The graphic below says they are making a mistake. Yes, the stock market offers very uneven returns year to year. Dock Street clients know that only too well—2022 was a very painful year while 2023 has been highly rewarding, so far. But over time stocks offer tremendous opportunity.
This graphic sorts the positive and negative years in stocks into nine return outcomes, ranging from losses of 40% to gains of 50%. Most of the time stocks offer positive returns—see the green years. In fact, 3 out of every 4 years since 1945 produced gains for shareholders. (60 out of 77)

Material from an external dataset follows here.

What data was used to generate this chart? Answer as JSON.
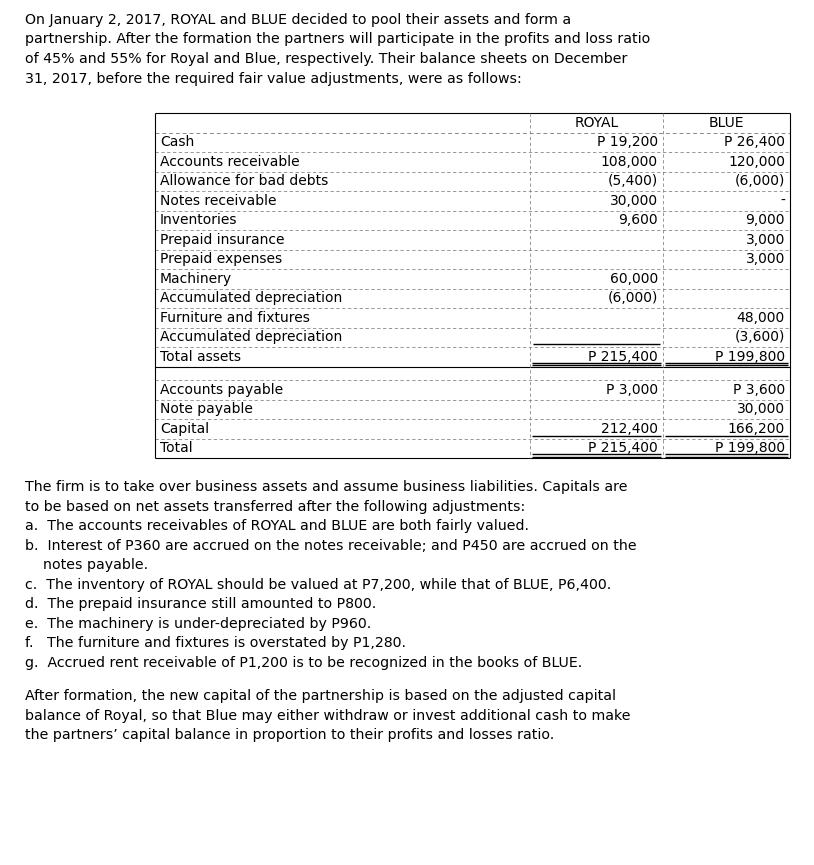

This calls into question the many investment advisors who promise portfolio protection on the downside and argue that limiting losses produces above average returns. This appeals to the natural fear of loss that keeps most people out of the market, but the odds are stacked against investors who focus on short-term loss prevention.
Our approach is to find highly advantaged businesses and hang on through thick and thin. The ride can be a bumpy one as the 2021 through 2023 period attests. However, we think the emotional costs of short-term losses are a small price to pay for the significant long-term opportunities offered by common stock ownership.
We agree with Warren Buffett (again), “We prefer a lumpy 15% return to a smooth 6% return.”